Hello, I had yet another drop in faith but this time it was different how I sort of ‘bounced back’. I had broken my sin of masturbation for about two weeks and it came back about a week later and the temptation lasted about two-three days after that. Now during just the temptation I felt in a struggle to not sin but on the losing side of it.
Though the strange thing was once I fell into sin again for the final time; after about three mintues I sort of had a self-examine and realized that it wasn’t such an Earthly pleasure worth damning myself for. I didn’t get an empty feeling like other times but more like a spiritual uplifting. It acually felt like “when your on the dirt floor, the Lord will lift your spirit”

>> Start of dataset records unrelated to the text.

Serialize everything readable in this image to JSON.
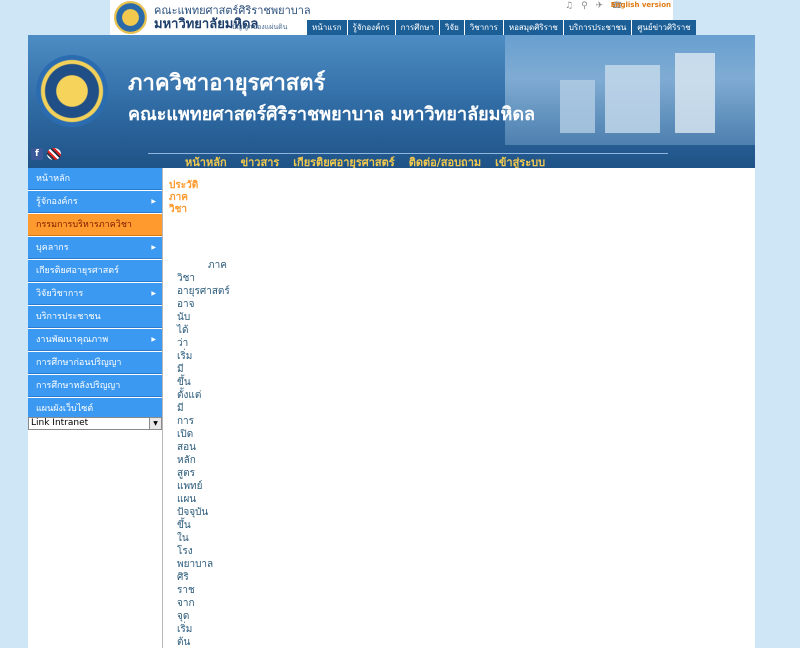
{
  "topbar": {
    "name_line1": "คณะแพทยศาสตร์ศิริราชพยาบาล",
    "name_line2": "มหาวิทยาลัยมหิดล",
    "motto": "ปัญญาของแผ่นดิน",
    "english_link": "English version",
    "menu": [
      "หน้าแรก",
      "รู้จักองค์กร",
      "การศึกษา",
      "วิจัย",
      "วิชาการ",
      "หอสมุดศิริราช",
      "บริการประชาชน",
      "ศูนย์ข่าวศิริราช"
    ]
  },
  "banner": {
    "title_line1": "ภาควิชาอายุรศาสตร์",
    "title_line2": "คณะแพทยศาสตร์ศิริราชพยาบาล มหาวิทยาลัยมหิดล",
    "nav": [
      "หน้าหลัก",
      "ข่าวสาร",
      "เกียรติยศอายุรศาสตร์",
      "ติดต่อ/สอบถาม",
      "เข้าสู่ระบบ"
    ]
  },
  "sidebar": {
    "items": [
      {
        "label": "หน้าหลัก",
        "arrow": false,
        "active": false
      },
      {
        "label": "รู้จักองค์กร",
        "arrow": true,
        "active": false
      },
      {
        "label": "กรรมการบริหารภาควิชา",
        "arrow": false,
        "active": true
      },
      {
        "label": "บุคลากร",
        "arrow": true,
        "active": false
      },
      {
        "label": "เกียรติยศอายุรศาสตร์",
        "arrow": false,
        "active": false
      },
      {
        "label": "วิจัยวิชาการ",
        "arrow": true,
        "active": false
      },
      {
        "label": "บริการประชาชน",
        "arrow": false,
        "active": false
      },
      {
        "label": "งานพัฒนาคุณภาพ",
        "arrow": true,
        "active": false
      },
      {
        "label": "การศึกษาก่อนปริญญา",
        "arrow": false,
        "active": false
      },
      {
        "label": "การศึกษาหลังปริญญา",
        "arrow": false,
        "active": false
      },
      {
        "label": "แผนผังเว็บไซต์",
        "arrow": false,
        "active": false
      }
    ],
    "select_value": "Link Intranet"
  },
  "content": {
    "orange_words": [
      "ประวัติ",
      "ภาค",
      "วิชา"
    ],
    "title": "ภาค",
    "words": [
      "วิชา",
      "อายุรศาสตร์",
      "อาจ",
      "นับ",
      "ได้",
      "ว่า",
      "เริ่ม",
      "มี",
      "ขึ้น",
      "ตั้งแต่",
      "มี",
      "การ",
      "เปิด",
      "สอน",
      "หลัก",
      "สูตร",
      "แพทย์",
      "แผน",
      "ปัจจุบัน",
      "ขึ้น",
      "ใน",
      "โรง",
      "พยาบาล",
      "ศิริ",
      "ราช",
      "จาก",
      "จุด",
      "เริ่ม",
      "ต้น"
    ]
  },
  "colors": {
    "menu_blue": "#3c99f2",
    "menu_active": "#ff9a2e",
    "banner_blue": "#2f6aa3",
    "nav_gold": "#f2c94c"
  }
}
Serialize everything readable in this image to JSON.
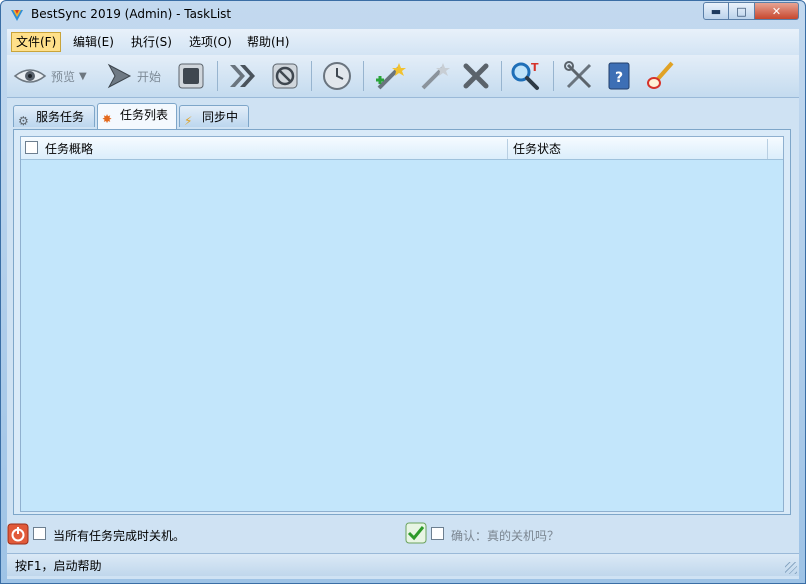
{
  "window": {
    "title": "BestSync 2019 (Admin) - TaskList"
  },
  "menu": [
    "文件(F)",
    "编辑(E)",
    "执行(S)",
    "选项(O)",
    "帮助(H)"
  ],
  "toolbar": {
    "preview_label": "预览",
    "start_label": "开始"
  },
  "tabs": [
    "服务任务",
    "任务列表",
    "同步中"
  ],
  "list": {
    "columns": [
      "任务概略",
      "任务状态"
    ]
  },
  "options": {
    "shutdown_label": "当所有任务完成时关机。",
    "confirm_label": "确认：真的关机吗？"
  },
  "status": {
    "text": "按F1，启动帮助"
  },
  "colors": {
    "list_background": "#c3e6fb",
    "active_menu": "#ffe08a"
  }
}
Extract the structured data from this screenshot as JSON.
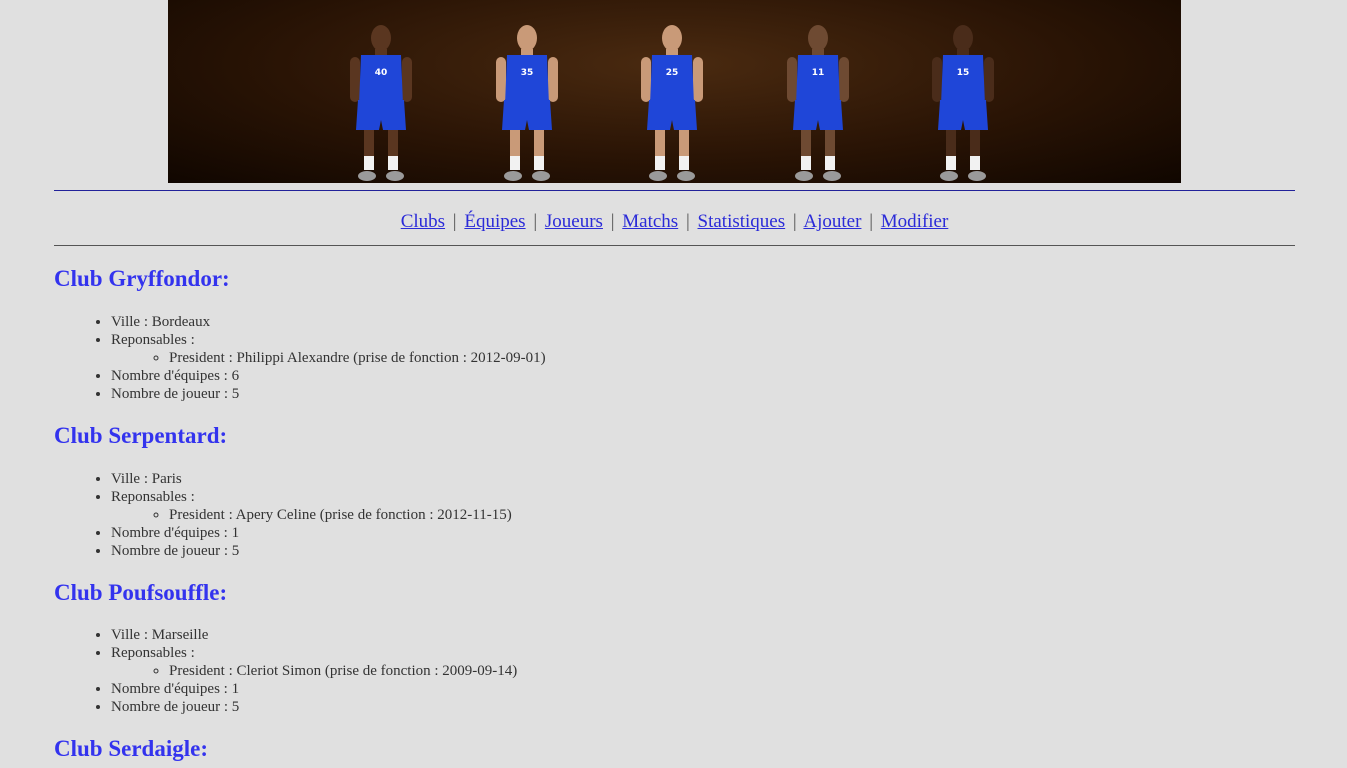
{
  "nav": {
    "items": [
      "Clubs",
      "Équipes",
      "Joueurs",
      "Matchs",
      "Statistiques",
      "Ajouter",
      "Modifier"
    ],
    "separator": "|"
  },
  "banner": {
    "jersey_numbers": [
      "40",
      "35",
      "25",
      "11",
      "15"
    ],
    "jersey_color": "#1f46d8"
  },
  "clubs": [
    {
      "title": "Club Gryffondor:",
      "ville": "Ville : Bordeaux",
      "responsables": "Reponsables :",
      "president": "President : Philippi Alexandre (prise de fonction : 2012-09-01)",
      "equipes": "Nombre d'équipes : 6",
      "joueurs": "Nombre de joueur : 5"
    },
    {
      "title": "Club Serpentard:",
      "ville": "Ville : Paris",
      "responsables": "Reponsables :",
      "president": "President : Apery Celine (prise de fonction : 2012-11-15)",
      "equipes": "Nombre d'équipes : 1",
      "joueurs": "Nombre de joueur : 5"
    },
    {
      "title": "Club Poufsouffle:",
      "ville": "Ville : Marseille",
      "responsables": "Reponsables :",
      "president": "President : Cleriot Simon (prise de fonction : 2009-09-14)",
      "equipes": "Nombre d'équipes : 1",
      "joueurs": "Nombre de joueur : 5"
    },
    {
      "title": "Club Serdaigle:"
    }
  ],
  "colors": {
    "background": "#e0e0e0",
    "heading": "#3333ee",
    "link": "#2b2bd8"
  }
}
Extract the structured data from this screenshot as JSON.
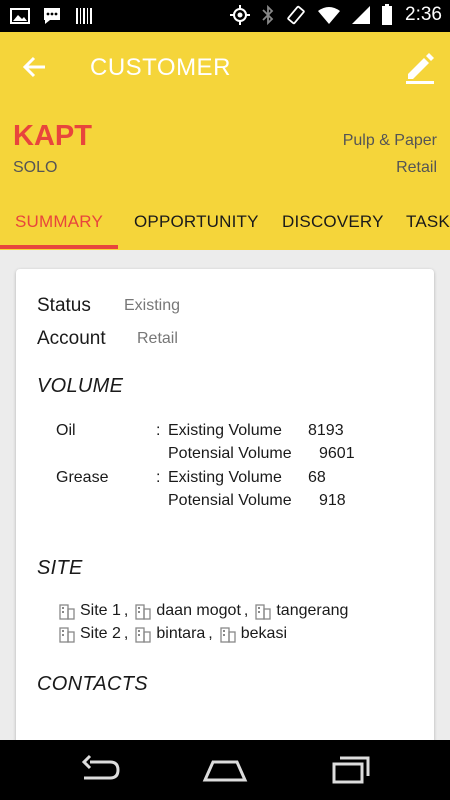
{
  "status_bar": {
    "time": "2:36",
    "left_icons": [
      "image-icon",
      "chat-icon",
      "barcode-icon"
    ],
    "right_icons": [
      "gps-icon",
      "bluetooth-icon",
      "rotate-icon",
      "wifi-icon",
      "signal-icon",
      "battery-icon"
    ]
  },
  "app_bar": {
    "title": "CUSTOMER"
  },
  "customer": {
    "name": "KAPT",
    "city": "SOLO",
    "industry": "Pulp & Paper",
    "segment": "Retail"
  },
  "tabs": [
    {
      "label": "SUMMARY",
      "active": true
    },
    {
      "label": "OPPORTUNITY",
      "active": false
    },
    {
      "label": "DISCOVERY",
      "active": false
    },
    {
      "label": "TASK",
      "active": false
    }
  ],
  "summary": {
    "status_label": "Status",
    "status_value": "Existing",
    "account_label": "Account",
    "account_value": "Retail",
    "volume_title": "VOLUME",
    "volume": [
      {
        "product": "Oil",
        "sep": ":",
        "existing_label": "Existing Volume",
        "existing_value": "8193",
        "potential_label": "Potensial Volume",
        "potential_value": "9601"
      },
      {
        "product": "Grease",
        "sep": ":",
        "existing_label": "Existing Volume",
        "existing_value": "68",
        "potential_label": "Potensial Volume",
        "potential_value": "918"
      }
    ],
    "site_title": "SITE",
    "sites": [
      {
        "name": "Site 1",
        "address": "daan mogot",
        "city": "tangerang"
      },
      {
        "name": "Site 2",
        "address": "bintara",
        "city": "bekasi"
      }
    ],
    "contacts_title": "CONTACTS"
  },
  "colors": {
    "primary": "#f5d53a",
    "accent": "#e8453c"
  }
}
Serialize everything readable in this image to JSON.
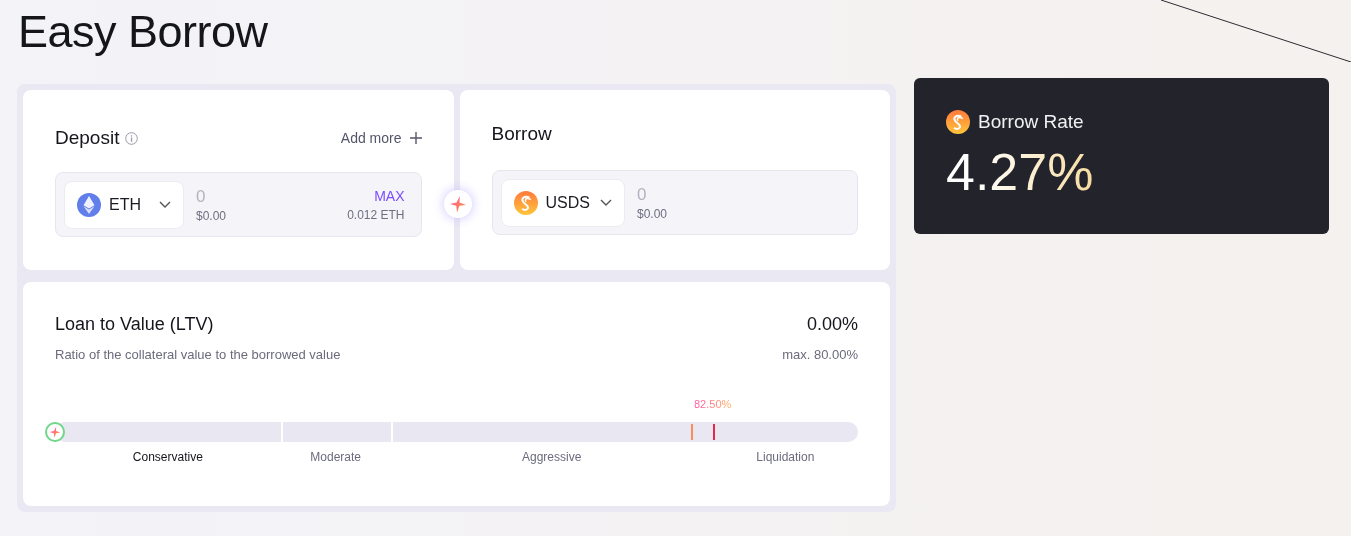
{
  "page": {
    "title": "Easy Borrow"
  },
  "deposit": {
    "title": "Deposit",
    "add_more": "Add more",
    "token": {
      "symbol": "ETH",
      "kind": "eth"
    },
    "amount": {
      "placeholder": "0"
    },
    "usd": "$0.00",
    "max": "MAX",
    "balance": "0.012 ETH"
  },
  "borrow": {
    "title": "Borrow",
    "token": {
      "symbol": "USDS",
      "kind": "usds"
    },
    "amount": {
      "placeholder": "0"
    },
    "usd": "$0.00"
  },
  "ltv": {
    "title": "Loan to Value (LTV)",
    "value": "0.00%",
    "subtitle": "Ratio of the collateral value to the borrowed value",
    "max": "max. 80.00%",
    "thumb": {
      "level": 0
    },
    "markers": [
      {
        "kind": "max",
        "level": 0.792
      },
      {
        "kind": "liquidation",
        "level": 0.819,
        "label": "82.50%"
      }
    ],
    "segments": [
      {
        "label": "Conservative",
        "selected": true
      },
      {
        "label": "Moderate",
        "selected": false
      },
      {
        "label": "Aggressive",
        "selected": false
      },
      {
        "label": "Liquidation",
        "selected": false
      }
    ]
  },
  "rate": {
    "title": "Borrow Rate",
    "value": "4.27%"
  }
}
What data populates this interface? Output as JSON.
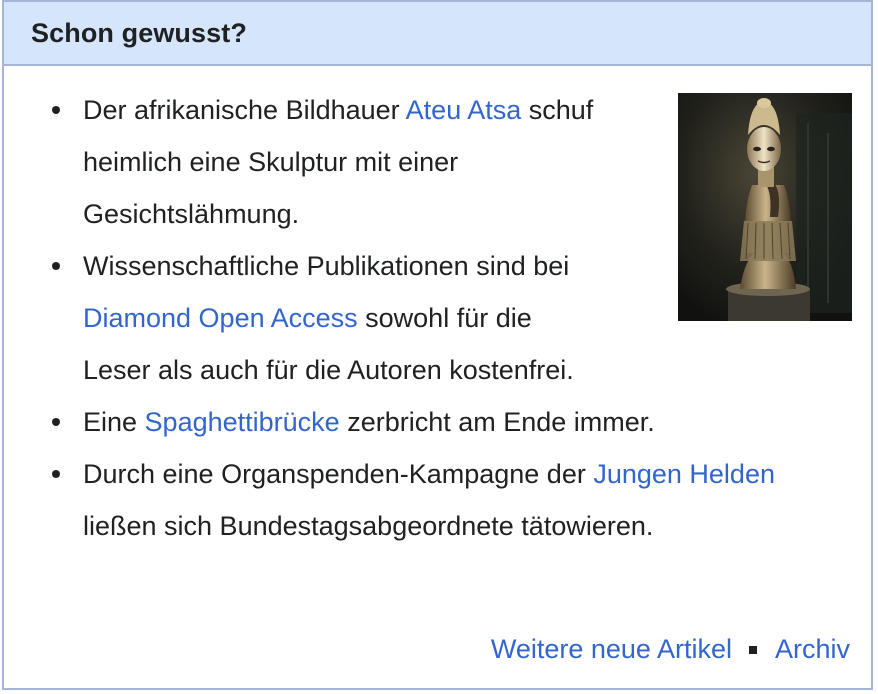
{
  "box": {
    "title": "Schon gewusst?"
  },
  "image": {
    "subject": "african-wooden-sculpture"
  },
  "facts": [
    {
      "before": "Der afrikanische Bildhauer ",
      "link": "Ateu Atsa",
      "after": " schuf heimlich eine Skulptur mit einer Gesichtslähmung."
    },
    {
      "before": "Wissenschaftliche Publikationen sind bei ",
      "link": "Diamond Open Access",
      "after": " sowohl für die Leser als auch für die Autoren kostenfrei."
    },
    {
      "before": "Eine ",
      "link": "Spaghettibrücke",
      "after": " zerbricht am Ende immer."
    },
    {
      "before": "Durch eine Organspenden-Kampagne der ",
      "link": "Jungen Helden",
      "after": " ließen sich Bundestagsabgeordnete tätowieren."
    }
  ],
  "footer": {
    "more_label": "Weitere neue Artikel",
    "archive_label": "Archiv"
  },
  "colors": {
    "header_bg": "#d5e5fb",
    "border": "#a7b5d4",
    "link": "#3366cc",
    "text": "#202122"
  }
}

Anyways I don’t even have that scruplous thoughts about how it’s too early to Confess or if I am really sorry about my sins. I do feel the shame of the sins and really the point of this topic is to ask what do you call this uplifting of spirit when you have fallen to the lowest point of your sin? I’d like to remention that before this during the temptation part I felt like a mental wreck with this feeling like I had to fight the battle alone, but after falling to IMO the lowest point of sin for myself I could feel as if I was lifted up again to be given another chance.
To end this I would like to mention that I’m feeling much more confident in my struggle against sin, and plan to confess at the first open moment.